To run PERMANOVA on the Ekofisk data, click on the resemblance matrix and select **PERMANOVA+ > PERMANOVA**. In the PERMANOVA dialog box (Fig. 1.9), leave the defaults for all options, except (Num. permutations: 9999) & (Permutation method: $\bullet$Unrestricted permutation of raw data). Although any of the available methods of permutation offered by PERMANOVA are sound (see the section Methods of permutation below), permutation of raw data will provide an exact test for a simple one-way design. In addition, although the default for the number of permutations is 999, it is clearly desirable to perform as many permutations as reasonable time will allow. Power and precision increase with increases in the number of permutations (
Hope (1968)
).
Manly (2006)
, pp. 94-98, suggested that, to draw inferences at a significance level of 0.05, *P*-values should be calculated using at least 999 permutations, whereas 4999 permutations should be done to draw inferences at a level of 0.01. The ever-increasing speed of personal computers generally allows a large number to be chosen here for most designs with moderate sample sizes. Recall also that PERMANOVA obtains a random subset of all possible permutations, so will not necessarily reproduce exactly the same *P*-value for a given test if the analysis is run again. However, any such difference from one run to the next will be small (in the 3rd decimal place for 9999 permutations).

**Fig. 1.9.** The dialog box for running PERMANOVA.

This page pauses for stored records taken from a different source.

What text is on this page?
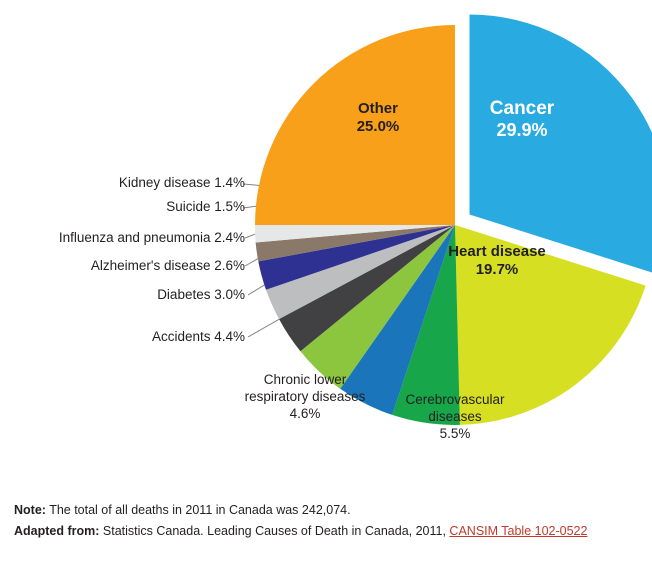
Cancer
29.9%
Heart disease
19.7%
Other
25.0%
Kidney disease 1.4%
Suicide 1.5%
Influenza and pneumonia 2.4%
Alzheimer's disease 2.6%
Diabetes 3.0%
Accidents 4.4%
Chronic lower
respiratory diseases
4.6%
Cerebrovascular
diseases
5.5%
Note: The total of all deaths in 2011 in Canada was 242,074.
Adapted from: Statistics Canada. Leading Causes of Death in Canada, 2011, CANSIM Table 102-0522
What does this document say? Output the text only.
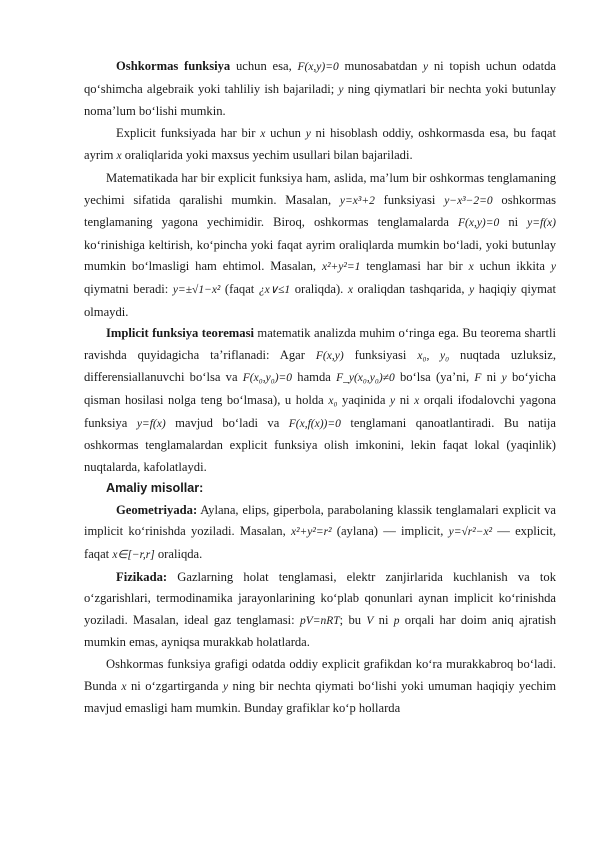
Oshkormas funksiya uchun esa, F(x,y)=0 munosabatdan y ni topish uchun odatda qo‘shimcha algebraik yoki tahliliy ish bajariladi; y ning qiymatlari bir nechta yoki butunlay noma’lum bo‘lishi mumkin.

Explicit funksiyada har bir x uchun y ni hisoblash oddiy, oshkormasda esa, bu faqat ayrim x oraliqlarida yoki maxsus yechim usullari bilan bajariladi.

Matematikada har bir explicit funksiya ham, aslida, ma’lum bir oshkormas tenglamaning yechimi sifatida qaralishi mumkin. Masalan, y=x³+2 funksiyasi y−x³−2=0 oshkormas tenglamaning yagona yechimidir. Biroq, oshkormas tenglamalarda F(x,y)=0 ni y=f(x) ko‘rinishiga keltirish, ko‘pincha yoki faqat ayrim oraliqlarda mumkin bo‘ladi, yoki butunlay mumkin bo‘lmasligi ham ehtimol. Masalan, x²+y²=1 tenglamasi har bir x uchun ikkita y qiymatni beradi: y=±√1−x² (faqat ¿x∨≤1 oraliqda). x oraliqdan tashqarida, y haqiqiy qiymat olmaydi.

Implicit funksiya teoremasi matematik analizda muhim o‘ringa ega. Bu teorema shartli ravishda quyidagicha ta’riflanadi: Agar F(x,y) funksiyasi x₀, y₀ nuqtada uzluksiz, differensiallanuvchi bo‘lsa va F(x₀,y₀)=0 hamda F_y(x₀,y₀)≠0 bo‘lsa (ya’ni, F ni y bo‘yicha qisman hosilasi nolga teng bo‘lmasa), u holda x₀ yaqinida y ni x orqali ifodalovchi yagona funksiya y=f(x) mavjud bo‘ladi va F(x,f(x))=0 tenglamani qanoatlantiradi. Bu natija oshkormas tenglamalardan explicit funksiya olish imkonini, lekin faqat lokal (yaqinlik) nuqtalarda, kafolatlaydi.

Amaliy misollar:

Geometriyada: Aylana, elips, giperbola, parabolaning klassik tenglamalari explicit va implicit ko‘rinishda yoziladi. Masalan, x²+y²=r² (aylana) — implicit, y=√r²−x² — explicit, faqat x∈[−r,r] oraliqda.

Fizikada: Gazlarning holat tenglamasi, elektr zanjirlarida kuchlanish va tok o‘zgarishlari, termodinamika jarayonlarining ko‘plab qonunlari aynan implicit ko‘rinishda yoziladi. Masalan, ideal gaz tenglamasi: pV=nRT; bu V ni p orqali har doim aniq ajratish mumkin emas, ayniqsa murakkab holatlarda.

Oshkormas funksiya grafigi odatda oddiy explicit grafikdan ko‘ra murakkabroq bo‘ladi. Bunda x ni o‘zgartirganda y ning bir nechta qiymati bo‘lishi yoki umuman haqiqiy yechim mavjud emasligi ham mumkin. Bunday grafiklar ko‘p hollarda
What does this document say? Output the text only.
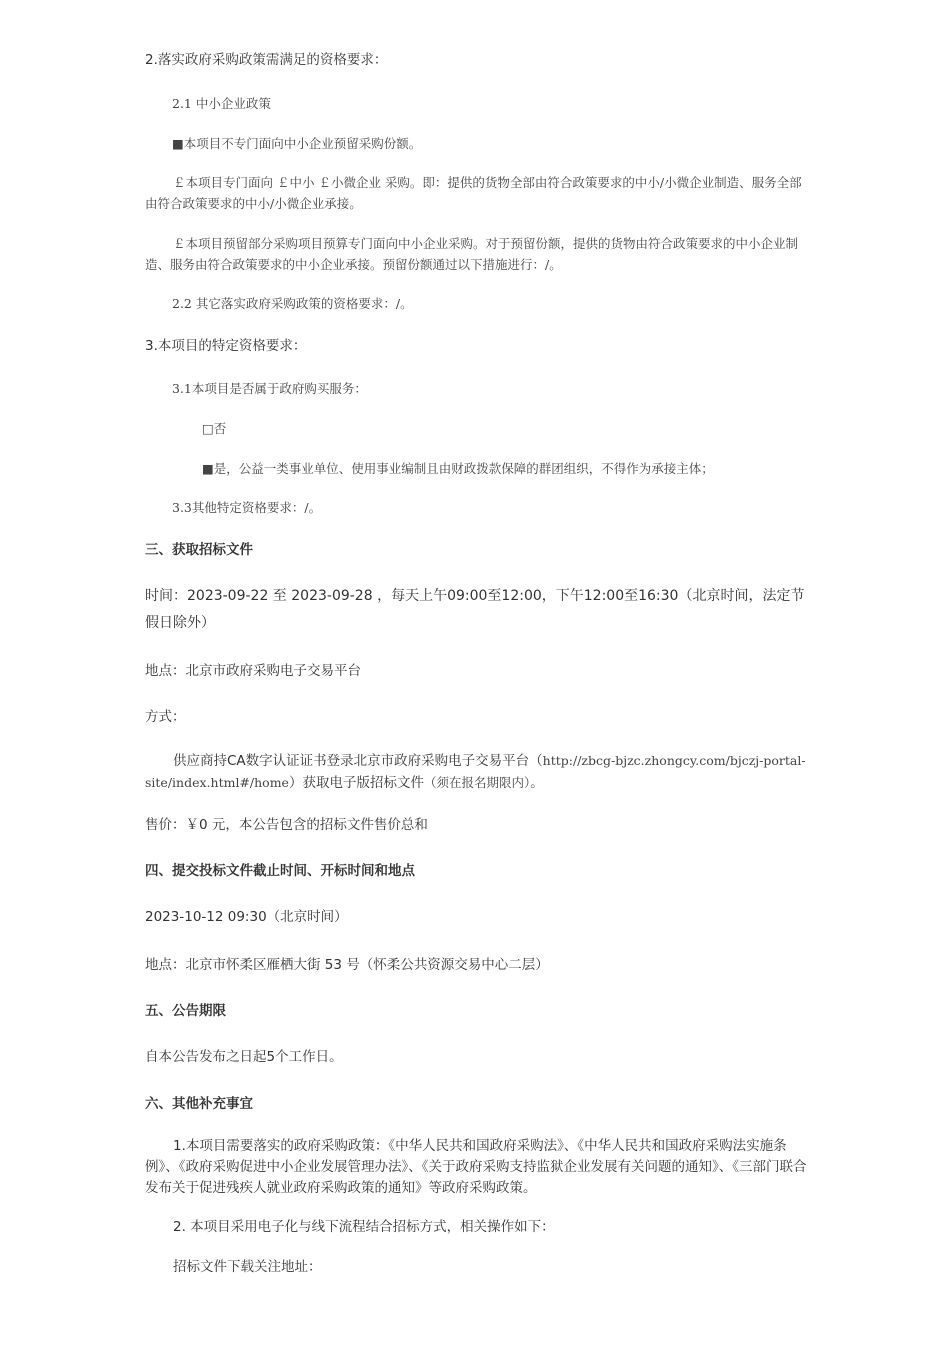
2.落实政府采购政策需满足的资格要求：

2.1 中小企业政策

■本项目不专门面向中小企业预留采购份额。

￡本项目专门面向 ￡中小 ￡小微企业 采购。即：提供的货物全部由符合政策要求的中小/小微企业制造、服务全部由符合政策要求的中小/小微企业承接。

￡本项目预留部分采购项目预算专门面向中小企业采购。对于预留份额，提供的货物由符合政策要求的中小企业制造、服务由符合政策要求的中小企业承接。预留份额通过以下措施进行：/。

2.2 其它落实政府采购政策的资格要求：/。

3.本项目的特定资格要求：

3.1本项目是否属于政府购买服务：

□否

■是，公益一类事业单位、使用事业编制且由财政拨款保障的群团组织，不得作为承接主体；

3.3其他特定资格要求：/。

三、获取招标文件

时间：2023-09-22 至 2023-09-28 ，每天上午09:00至12:00，下午12:00至16:30（北京时间，法定节假日除外）

地点：北京市政府采购电子交易平台

方式：

供应商持CA数字认证证书登录北京市政府采购电子交易平台（http://zbcg-bjzc.zhongcy.com/bjczj-portal-site/index.html#/home）获取电子版招标文件（须在报名期限内）。

售价：￥0 元，本公告包含的招标文件售价总和

四、提交投标文件截止时间、开标时间和地点

2023-10-12 09:30（北京时间）

地点：北京市怀柔区雁栖大街 53 号（怀柔公共资源交易中心二层）

五、公告期限

自本公告发布之日起5个工作日。

六、其他补充事宜

1.本项目需要落实的政府采购政策：《中华人民共和国政府采购法》、《中华人民共和国政府采购法实施条例》、《政府采购促进中小企业发展管理办法》、《关于政府采购支持监狱企业发展有关问题的通知》、《三部门联合发布关于促进残疾人就业政府采购政策的通知》等政府采购政策。

2. 本项目采用电子化与线下流程结合招标方式，相关操作如下：

招标文件下载关注地址：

The results of PERMANOVA are shown in a new separate window with text-form information for this analysis (Fig. 1.10). The first part of the file provides information regarding the choices made, such as transformations, the resemblance measure and the method and number of permutations. There is also information regarding the experimental design and whether any terms were excluded (see the section Pooling or excluding terms below). The default ‘Type’ of sums of squares is Type III, which will be discussed in detail in the section Unbalanced designs below. These three types of sums of squares are equivalent for one-way models or any balanced (equal replication) ANOVA designs, so need not concern us here.

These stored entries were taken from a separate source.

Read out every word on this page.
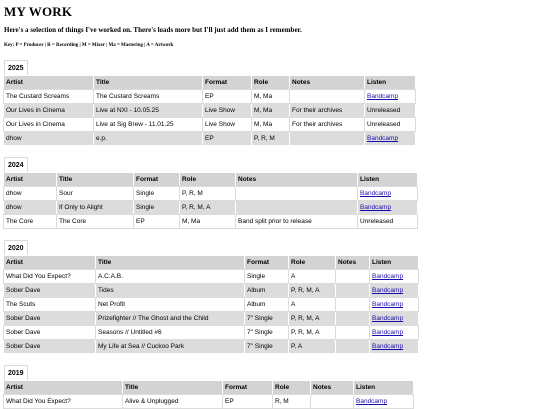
MY WORK

Here's a selection of things I've worked on. There's loads more but I'll just add them as I remember.

Key: P = Producer | R = Recording | M = Mixer | Ma = Mastering | A = Artwork

2025
Artist	Title	Format	Role	Notes	Listen
The Custard Screams	The Custard Screams	EP	M, Ma		Bandcamp
Our Lives in Cinema	Live at NXI - 10.05.25	Live Show	M, Ma	For their archives	Unreleased
Our Lives in Cinema	Live at Sig Brew - 11.01.25	Live Show	M, Ma	For their archives	Unreleased
dhow	e.p.	EP	P, R, M		Bandcamp
2024
Artist	Title	Format	Role	Notes	Listen
dhow	Sour	Single	P, R, M		Bandcamp
dhow	If Only to Alight	Single	P, R, M, A		Bandcamp
The Core	The Core	EP	M, Ma	Band split prior to release	Unreleased
2020
Artist	Title	Format	Role	Notes	Listen
What Did You Expect?	A.C.A.B.	Single	A		Bandcamp
Sober Dave	Tides	Album	P, R, M, A		Bandcamp
The Scuts	Net Profit	Album	A		Bandcamp
Sober Dave	Prizefighter // The Ghost and the Child	7" Single	P, R, M, A		Bandcamp
Sober Dave	Seasons // Untitled #6	7" Single	P, R, M, A		Bandcamp
Sober Dave	My Life at Sea // Cuckoo Park	7" Single	P, A		Bandcamp
2019
Artist	Title	Format	Role	Notes	Listen
What Did You Expect?	Alive & Unplugged	EP	R, M		Bandcamp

**Fig. 1.10.** Window of results from PERMANOVA on the Ekofisk macrofauna.

The essential information of interest is provided in the ‘*PERMANOVA table of results*’, which contains the sources of variation in the model (‘Source’), the degrees of freedom (‘df’), sums of squares (‘SS’), mean squares (‘MS’), pseudo-*F* ratio (‘Pseudo-F’) and permutation *P*-value (‘P(perm)’). This table can be read and interpreted in a way that is directly analogous to a traditional ANOVA, but bear in mind that what is being partitioned here is *multivariate* variability based on the chosen resemblance measure, with *P*-values obtained using permutations^{15}.

The last column of the PERMANOVA table (‘Unique perms’) indicates how many unique values of the test statistic were obtained under permutation. Recall that PERMANOVA does not systematically do all permutations, but rather draws a random subset of them. In the example (Fig. 1.10), this value is very large (9862) and close to the number of random permutations that were chosen to be done by the user (9999). This means that only a few repeated values of pseudo-*Fp* were encountered under permutation, and the number of unique values is plenty enough to make reasonable inferences using the resulting permutation *P*-value, as shown. This information is important because, in some cases, the number of possible permutations is not large, and very few unique values of the test statistic are obtained. In such cases, a more meaningful (but approximate) *P*-value can be obtained by random sampling from the asymptotic permutation distribution instead (see the section Monte Carlo *P*-values below).

Underneath the PERMANOVA table of results are given further details regarding the analysis, including the expected mean squares (EMS) for each term in the model, the construction of the *F* ratio and the estimated sizes of components of variation (see the sections Components of variation, Expected mean squares, Constructing *F* from EMS and Estimating components of variation below).

For the Ekofisk example, there is indeed a significant effect of the distance groupings (Fig. 1.10, pseudo-*F* = 4.93, *P* = 0.0001). A natural next question to ask is: wherein do these significant differences lie? That is, which groups differ significantly from which other groups?

^{15} For the one-way case, such as this, the PERMANOVA permutation *P*-values are *exact*; however, for multi-factor models, especially mixed models, analyses with covariates or unbalanced designs, the *P*-values provided are, necessarily, approximate, and rely on the exchangeability of residuals from the linear ANOVA model being fitted.